Ms. Peng generated worldwide concern when she disappeared from public view after posting the allegations online. Now he has said that there have been “many misunderstandings” about the publication. The Women’s Tennis Association (WTA) said it was still concerned that the state was censoring it.
In the video interview with Lianhe Zaobao, a Singaporean Chinese-language newspaper, Ms. Peng explained, “I have never said or written that someone has sexually assaulted me. This point should be emphasized very clearly. In her original note, which was posted on Chinese social media platform Weibo in November, she accused former Deputy Prime Minister Zhang Gaoli of forcing her to have sex with him.
Ms Peng, who appeared to have trouble hearing the reporter in the interview and seemed surprised by the line of questioning, said she was not under surveillance.

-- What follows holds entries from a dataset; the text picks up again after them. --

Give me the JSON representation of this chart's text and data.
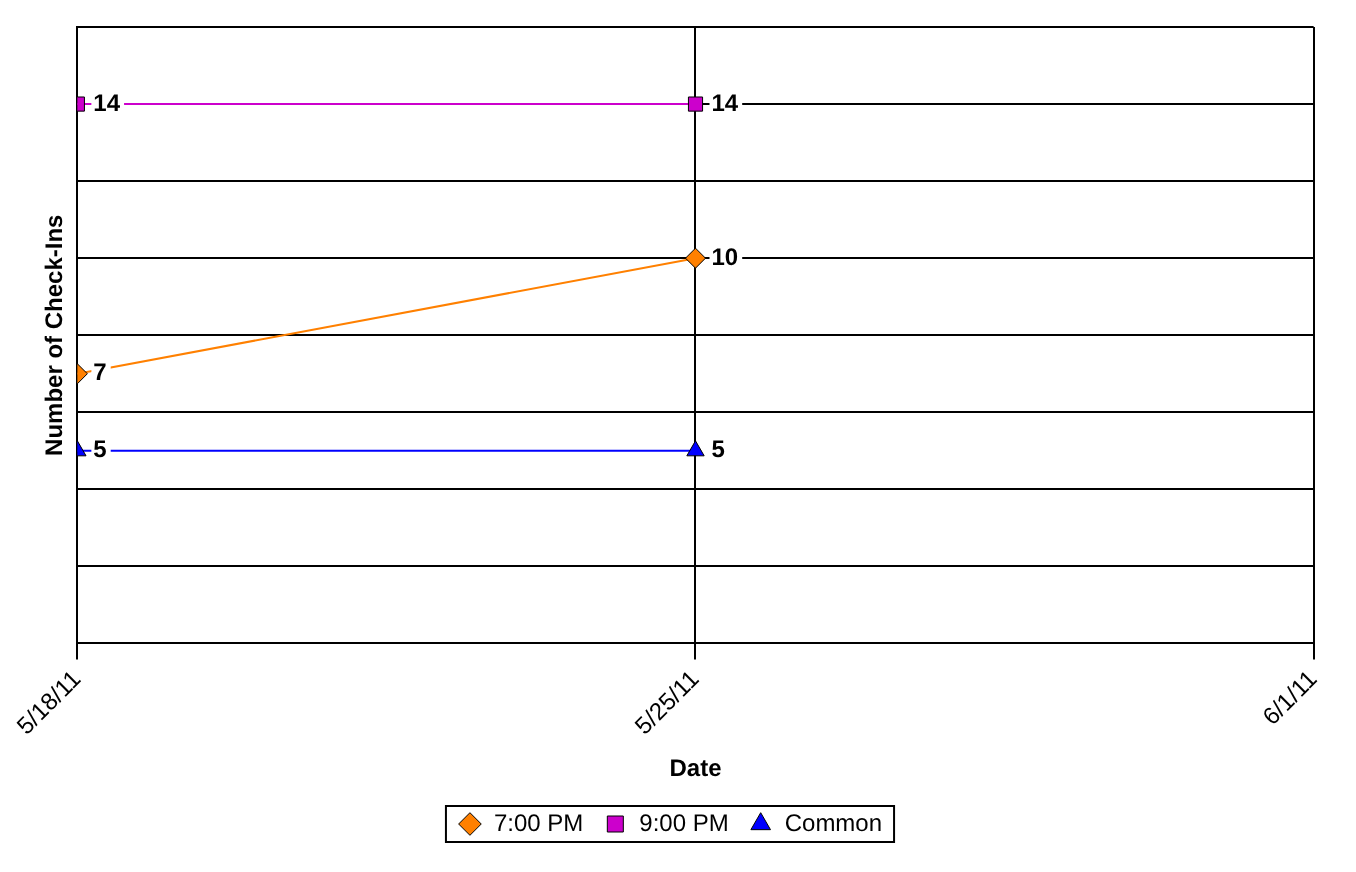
{
  "chart_data": {
    "type": "line",
    "xlabel": "Date",
    "ylabel": "Number of Check-Ins",
    "x": [
      "2011-05-18",
      "2011-05-25"
    ],
    "series": [
      {
        "name": "7:00 PM",
        "color": "#ff8000",
        "marker": "diamond",
        "values": [
          7,
          10
        ]
      },
      {
        "name": "9:00 PM",
        "color": "#cc00cc",
        "marker": "square",
        "values": [
          14,
          14
        ]
      },
      {
        "name": "Common",
        "color": "#0000ff",
        "marker": "triangle",
        "values": [
          5,
          5
        ]
      }
    ],
    "xlim": [
      "2011-05-18",
      "2011-06-01"
    ],
    "xticks": [
      {
        "value": "2011-05-18",
        "label": "5/18/11"
      },
      {
        "value": "2011-05-25",
        "label": "5/25/11"
      },
      {
        "value": "2011-06-01",
        "label": "6/1/11"
      }
    ],
    "ylim": [
      0,
      16
    ],
    "yticks": [
      0,
      2,
      4,
      6,
      8,
      10,
      12,
      14,
      16
    ],
    "tick_labels": "x",
    "grid": true,
    "legend": "bottom",
    "data_labels": true
  }
}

Why would someone watch [me?] [I] have always been very free,” he said. Lianhe Zaobao is read in mainland China and in recent years has been known for her pro-Beijing coverage.

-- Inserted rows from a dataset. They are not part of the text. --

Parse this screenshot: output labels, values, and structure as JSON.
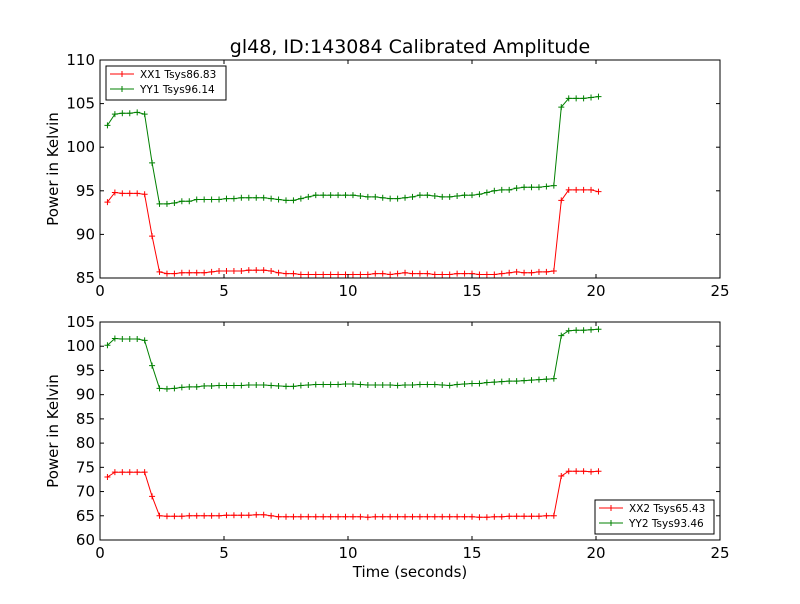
{
  "chart_data": {
    "type": "line",
    "title": "gl48, ID:143084 Calibrated Amplitude",
    "xlabel": "Time (seconds)",
    "panels": [
      {
        "ylabel": "Power in Kelvin",
        "xlim": [
          0,
          25
        ],
        "ylim": [
          85,
          110
        ],
        "xticks": [
          "0",
          "5",
          "10",
          "15",
          "20",
          "25"
        ],
        "yticks": [
          "85",
          "90",
          "95",
          "100",
          "105",
          "110"
        ],
        "legend_position": "upper-left",
        "series": [
          {
            "name": "XX1 Tsys86.83",
            "color": "#ff0000",
            "x": [
              0.3,
              0.6,
              0.9,
              1.2,
              1.5,
              1.8,
              2.1,
              2.4,
              2.7,
              3.0,
              3.3,
              3.6,
              3.9,
              4.2,
              4.5,
              4.8,
              5.1,
              5.4,
              5.7,
              6.0,
              6.3,
              6.6,
              6.9,
              7.2,
              7.5,
              7.8,
              8.1,
              8.4,
              8.7,
              9.0,
              9.3,
              9.6,
              9.9,
              10.2,
              10.5,
              10.8,
              11.1,
              11.4,
              11.7,
              12.0,
              12.3,
              12.6,
              12.9,
              13.2,
              13.5,
              13.8,
              14.1,
              14.4,
              14.7,
              15.0,
              15.3,
              15.6,
              15.9,
              16.2,
              16.5,
              16.8,
              17.1,
              17.4,
              17.7,
              18.0,
              18.3,
              18.6,
              18.9,
              19.2,
              19.5,
              19.8,
              20.1
            ],
            "y": [
              93.7,
              94.8,
              94.7,
              94.7,
              94.7,
              94.6,
              89.8,
              85.7,
              85.5,
              85.5,
              85.6,
              85.6,
              85.6,
              85.6,
              85.7,
              85.8,
              85.8,
              85.8,
              85.8,
              85.9,
              85.9,
              85.9,
              85.8,
              85.6,
              85.5,
              85.5,
              85.4,
              85.4,
              85.4,
              85.4,
              85.4,
              85.4,
              85.4,
              85.4,
              85.4,
              85.4,
              85.5,
              85.5,
              85.4,
              85.5,
              85.6,
              85.5,
              85.5,
              85.5,
              85.4,
              85.4,
              85.4,
              85.5,
              85.5,
              85.5,
              85.4,
              85.4,
              85.4,
              85.5,
              85.6,
              85.7,
              85.6,
              85.6,
              85.7,
              85.7,
              85.8,
              93.9,
              95.1,
              95.1,
              95.1,
              95.1,
              94.9
            ]
          },
          {
            "name": "YY1 Tsys96.14",
            "color": "#008000",
            "x": [
              0.3,
              0.6,
              0.9,
              1.2,
              1.5,
              1.8,
              2.1,
              2.4,
              2.7,
              3.0,
              3.3,
              3.6,
              3.9,
              4.2,
              4.5,
              4.8,
              5.1,
              5.4,
              5.7,
              6.0,
              6.3,
              6.6,
              6.9,
              7.2,
              7.5,
              7.8,
              8.1,
              8.4,
              8.7,
              9.0,
              9.3,
              9.6,
              9.9,
              10.2,
              10.5,
              10.8,
              11.1,
              11.4,
              11.7,
              12.0,
              12.3,
              12.6,
              12.9,
              13.2,
              13.5,
              13.8,
              14.1,
              14.4,
              14.7,
              15.0,
              15.3,
              15.6,
              15.9,
              16.2,
              16.5,
              16.8,
              17.1,
              17.4,
              17.7,
              18.0,
              18.3,
              18.6,
              18.9,
              19.2,
              19.5,
              19.8,
              20.1
            ],
            "y": [
              102.5,
              103.8,
              103.9,
              103.9,
              104.0,
              103.8,
              98.2,
              93.5,
              93.5,
              93.6,
              93.8,
              93.8,
              94.0,
              94.0,
              94.0,
              94.0,
              94.1,
              94.1,
              94.2,
              94.2,
              94.2,
              94.2,
              94.1,
              94.0,
              93.9,
              93.9,
              94.1,
              94.3,
              94.5,
              94.5,
              94.5,
              94.5,
              94.5,
              94.5,
              94.4,
              94.3,
              94.3,
              94.2,
              94.1,
              94.1,
              94.2,
              94.3,
              94.5,
              94.5,
              94.4,
              94.3,
              94.3,
              94.4,
              94.5,
              94.5,
              94.6,
              94.8,
              95.0,
              95.1,
              95.1,
              95.3,
              95.4,
              95.4,
              95.4,
              95.5,
              95.6,
              104.6,
              105.6,
              105.6,
              105.6,
              105.7,
              105.8
            ]
          }
        ]
      },
      {
        "ylabel": "Power in Kelvin",
        "xlim": [
          0,
          25
        ],
        "ylim": [
          60,
          105
        ],
        "xticks": [
          "0",
          "5",
          "10",
          "15",
          "20",
          "25"
        ],
        "yticks": [
          "60",
          "65",
          "70",
          "75",
          "80",
          "85",
          "90",
          "95",
          "100",
          "105"
        ],
        "legend_position": "lower-right",
        "series": [
          {
            "name": "XX2 Tsys65.43",
            "color": "#ff0000",
            "x": [
              0.3,
              0.6,
              0.9,
              1.2,
              1.5,
              1.8,
              2.1,
              2.4,
              2.7,
              3.0,
              3.3,
              3.6,
              3.9,
              4.2,
              4.5,
              4.8,
              5.1,
              5.4,
              5.7,
              6.0,
              6.3,
              6.6,
              6.9,
              7.2,
              7.5,
              7.8,
              8.1,
              8.4,
              8.7,
              9.0,
              9.3,
              9.6,
              9.9,
              10.2,
              10.5,
              10.8,
              11.1,
              11.4,
              11.7,
              12.0,
              12.3,
              12.6,
              12.9,
              13.2,
              13.5,
              13.8,
              14.1,
              14.4,
              14.7,
              15.0,
              15.3,
              15.6,
              15.9,
              16.2,
              16.5,
              16.8,
              17.1,
              17.4,
              17.7,
              18.0,
              18.3,
              18.6,
              18.9,
              19.2,
              19.5,
              19.8,
              20.1
            ],
            "y": [
              73.0,
              74.0,
              74.0,
              74.0,
              74.0,
              74.0,
              69.0,
              65.0,
              64.9,
              64.9,
              64.9,
              65.0,
              65.0,
              65.0,
              65.0,
              65.0,
              65.1,
              65.1,
              65.1,
              65.1,
              65.2,
              65.2,
              65.0,
              64.8,
              64.8,
              64.8,
              64.8,
              64.8,
              64.8,
              64.8,
              64.8,
              64.8,
              64.8,
              64.8,
              64.8,
              64.7,
              64.8,
              64.8,
              64.8,
              64.8,
              64.8,
              64.8,
              64.8,
              64.8,
              64.8,
              64.8,
              64.8,
              64.8,
              64.8,
              64.8,
              64.7,
              64.7,
              64.8,
              64.8,
              64.9,
              64.9,
              64.9,
              64.9,
              64.9,
              65.0,
              65.0,
              73.2,
              74.2,
              74.2,
              74.2,
              74.1,
              74.2
            ]
          },
          {
            "name": "YY2 Tsys93.46",
            "color": "#008000",
            "x": [
              0.3,
              0.6,
              0.9,
              1.2,
              1.5,
              1.8,
              2.1,
              2.4,
              2.7,
              3.0,
              3.3,
              3.6,
              3.9,
              4.2,
              4.5,
              4.8,
              5.1,
              5.4,
              5.7,
              6.0,
              6.3,
              6.6,
              6.9,
              7.2,
              7.5,
              7.8,
              8.1,
              8.4,
              8.7,
              9.0,
              9.3,
              9.6,
              9.9,
              10.2,
              10.5,
              10.8,
              11.1,
              11.4,
              11.7,
              12.0,
              12.3,
              12.6,
              12.9,
              13.2,
              13.5,
              13.8,
              14.1,
              14.4,
              14.7,
              15.0,
              15.3,
              15.6,
              15.9,
              16.2,
              16.5,
              16.8,
              17.1,
              17.4,
              17.7,
              18.0,
              18.3,
              18.6,
              18.9,
              19.2,
              19.5,
              19.8,
              20.1
            ],
            "y": [
              100.2,
              101.6,
              101.5,
              101.5,
              101.5,
              101.2,
              96.0,
              91.3,
              91.2,
              91.3,
              91.5,
              91.6,
              91.6,
              91.8,
              91.8,
              91.9,
              91.9,
              91.9,
              91.9,
              92.0,
              92.0,
              92.0,
              91.9,
              91.8,
              91.7,
              91.7,
              91.9,
              92.0,
              92.1,
              92.1,
              92.1,
              92.1,
              92.2,
              92.2,
              92.1,
              92.0,
              92.0,
              92.0,
              92.0,
              91.9,
              92.0,
              92.0,
              92.1,
              92.1,
              92.1,
              92.0,
              91.9,
              92.1,
              92.2,
              92.3,
              92.3,
              92.5,
              92.6,
              92.7,
              92.8,
              92.8,
              92.9,
              93.0,
              93.1,
              93.2,
              93.3,
              102.2,
              103.2,
              103.3,
              103.3,
              103.4,
              103.5
            ]
          }
        ]
      }
    ]
  }
}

The interview took place on the sidelines of a sporting event in Shanghai, where he appeared with national athletes, including basketball player Yao Ming. A state media reporter posted on Twitter a video of Ms Peng speaking with the basketball star in which the tennis player is the only person not wearing a mask. Other images of her in Shanghai were posted on Twitter by sports executive Ding Li.
Responding to her latest comments, the WTA, the governing body for women’s tennis, said it welcomed her appearance “in a public setting” but did not “alleviate or address … concerns about her well-being and ability to function. communicate without censorship or coercion. We stand firm in our call for a full, fair and transparent investigation … into his allegation of sexual assault, which is the issue that gave rise to our initial concern,” the WTA said.
What happened to Peng Shuai? On November 2, Ms Peng posted a 1,600-word note on Weibo, kicking off what would become the most significant case of its kind in China’s slow #MeToo movement. The note, addressed to Mr. Zhang, stated that they were in a romantic relationship and that he, too, had forced her to have sex.
Why did you come back and look for me, take me to your house and force me to have sex with you?” Read a line. The post was quickly removed from Weibo, but not before it quickly went viral. Your account remains under restrictions and not a single post is shown in the media.